Some domestic affairs were settled first though. The 2012 event's supercard opened with the Russian light welterweight championship. Five rounds of a tough rumble saw Dmitry Grafov clawing out victory over his compatriot Evgeny Kalinin.
Some bigger guys, Aleksey Rybkin and Halim Chiabani, were next to do battle, with the W5 European cruiserweight title at stake. The Russian dominated the first two rounds of the bout. However, the French champion found his touch later on and was even to toy with his opponent. It was a hard decision for the judges, who finally ruled in Rybkin's favor.
That's how it came to some world titles on the line with Russia's Ilya Usachev and Ukraine's Roman Mailov setting up arguably the most furious clash of the night. Both gave their all to secure the W5 welterweight belt, but it was the Ukrainian thunder who had more to offer.
“I took my time in the early rounds to take a closer look at my opponent's moves. I realized he was faster than me, so I had to rely on my cardio and just try to break him down. I kept moving on always putting him under pressure. I just did more in the ring – that's what gave me the edge,” said Mailov.
After that one of Russia's biggest heavyweight prospects, Vladimir Mineev, took to the ring to clash with Daniel Dorrer for the WKA title.

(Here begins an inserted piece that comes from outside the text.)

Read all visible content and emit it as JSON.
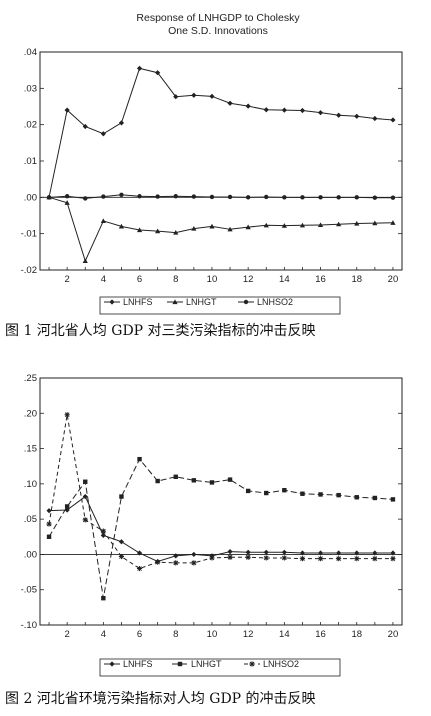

The German proved to be a tough nut to crack. After a devastating right hook by Mineev in the second round the brave fighter managed to recover and stay up till the end of the fight and although he was beaten, Dorrer left the ring with his head held high.
It was Mineev who best summed up what was happening in the ring. “He was hitting hard, really hard but I had better timing. That's why my punches landed on his body and head, and his on my elbows,” he said smiling.